Ya estando sola me acuesto nuevamente intentando conciliar el sueño,  pero me es imposible, él recuerdo de todo lo qué ha pasado en estos tres años me llega a la cabeza.  Suelto un suspiro volteando mí cuerpo para mirar directo al techo; primero qué mañana es nuestro tercer aniversario de casados con Ashton,  lo cuál es motivo de celebración tanto para nosotros cómo para toda la manada, luego está él nacimiento de nuestro pequeño alfa Asher, él en dos semanas cumplirá seis meses de edad,  lo cuál también será motivo de celebración tanto cómo todos los días desde su nacimiento.

Alex luego de la boda,  sólo estuvo unos días más acá y volvió a Costa Rica con su familia.  Familia qué conocí cuándo estuvimos en Panamá,  fué una gran sorpresa encontrarlos en el aeropuerto esperandonos, otra cosa que me sorprendió fué el gran padecido de mí sobrino Bryan con su padre,  es decir mí hermano,  cuándo tenía su edad.  Desde ése entonces hemos estado en comunicación,  y lo mejor es qué estarán el día de mañana acá.

Mañana también estarán acá Harry y Louis,  al igual Shara y Blake,  estoy dos se casaron en Caracas y han estado todo esté tiempo en Venezuela por lo qué ha sido muy alegre la noticia de que vendrán mañana.

Y bueno...  Joshua y Aska,  esos dos son novios,  lo sorprendente fue la manera en qué le pidió permiso a Ashton de poder dar ése paso con nuestra hija,  un combate,  sí un combate cuerpo a cuerpo con Ashton y le ganó,  aúnque todos pensamos qué mí esposo se dejo ganar por el bienestar y felicidad de ellos dos.

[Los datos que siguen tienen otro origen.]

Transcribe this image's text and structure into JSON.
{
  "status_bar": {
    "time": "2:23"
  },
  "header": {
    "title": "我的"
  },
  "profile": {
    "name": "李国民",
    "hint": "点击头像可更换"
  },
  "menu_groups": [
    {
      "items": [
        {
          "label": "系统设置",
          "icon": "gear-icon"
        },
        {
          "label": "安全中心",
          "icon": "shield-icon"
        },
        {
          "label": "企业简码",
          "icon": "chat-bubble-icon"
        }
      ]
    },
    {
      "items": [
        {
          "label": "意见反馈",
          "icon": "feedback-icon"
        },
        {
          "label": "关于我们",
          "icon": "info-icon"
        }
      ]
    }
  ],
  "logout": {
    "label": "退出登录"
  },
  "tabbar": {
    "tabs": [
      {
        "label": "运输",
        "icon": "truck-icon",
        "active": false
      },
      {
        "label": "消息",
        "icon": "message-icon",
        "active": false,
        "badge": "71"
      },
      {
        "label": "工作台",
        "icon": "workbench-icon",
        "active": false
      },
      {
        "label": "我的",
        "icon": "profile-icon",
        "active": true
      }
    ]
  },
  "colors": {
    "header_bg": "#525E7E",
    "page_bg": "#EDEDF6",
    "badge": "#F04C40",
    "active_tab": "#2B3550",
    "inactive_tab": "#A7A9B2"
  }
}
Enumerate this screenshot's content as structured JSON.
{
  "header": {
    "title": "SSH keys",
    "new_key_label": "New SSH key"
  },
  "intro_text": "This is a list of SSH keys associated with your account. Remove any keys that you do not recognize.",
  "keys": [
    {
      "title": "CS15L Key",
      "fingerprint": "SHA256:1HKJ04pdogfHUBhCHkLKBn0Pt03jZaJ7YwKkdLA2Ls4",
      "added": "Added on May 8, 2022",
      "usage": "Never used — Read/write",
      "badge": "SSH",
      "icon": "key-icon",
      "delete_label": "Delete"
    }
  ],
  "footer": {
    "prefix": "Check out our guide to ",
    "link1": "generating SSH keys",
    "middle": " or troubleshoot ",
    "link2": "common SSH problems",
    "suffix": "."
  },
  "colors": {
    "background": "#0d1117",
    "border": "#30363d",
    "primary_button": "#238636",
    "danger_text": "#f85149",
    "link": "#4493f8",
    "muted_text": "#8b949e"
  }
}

Ahora a mis desarrollados oídos viene el sonido de un potente ronquido,  frunzo el ceño — Acaso de a dormido — pienso,  me levanto de la cama buscando mis pantuflas,  ya en teniéndolas me encamino hacia la puerta para así salir al pasillo,  a mi derecha puedo ver qué la siguiente habitación está iluminada doy unos cuantos pasos hasta llegar a l puerta,  sólo veo através de la abertura de la puerta para detenerme por la hermosa imagen frente a mí,  Ashton está dormido en el suelo mientras nuestro pequeño Asher está frente a su cabeza jalando sus cabellos.

Sonrió cuándo Asher comienza a darle besos en el rostro de su padre qué sigue sumergido en el mundo de los sueños,  al fin abro más la puerta para poder entrar,  llego hasta Asher para tomarlo entre mis brazos.

— Hola amor — susurro al juntar nuestras frente,  Asher al escucharme me da una sonrisa sin dientes.

Con Asher dejando caer su cabecita en mí pecho me dirijo hasta la puerta,  antes de salir volteo a ver a mí amado esposo él cuál sigue roncando en el suelo — Mmm al parecer está cómodo — sususrro — Bien,  Asher hoy dormirás con mamá.

(...)

— ¡Más fuerte Mérida! — el fuerte grito del alfa Kyle resuena en todo en campo de entrenamiento — Concentra tú energía en las palmas de las manos,  recuerda éso.

Yo asiento en su dirección decidida a atacarlo,  así qué sin esperar más cierro los ojos para comenzar a pensar en Ashton,  en Sky,  en mí bebe y en la manada,  en protegerlos.  Abro los ojos y me quedo impresionada está vez la energía concentrada en mis palmas de mis manos en forma de una esfera es más grande qué las otras,  — ¡Lánzala directamente a mí,  piensa qué soy el enemigo! — está vez me concentro en el cuerpo del alfa Kyle,  debo lanzar la esfera de energía a su dirección.  Y cómo él me enseñó la lanzo con todas mís fuerzas,  al principio pareciera que se desvía en dirección al bosque pero és en ése momento dónde uso mi secreto,  fijo mí vista en la esfera y modifico su rumbo,  sonrio cuándo veo qué mi esfera de energía ahora sí va a su dirección.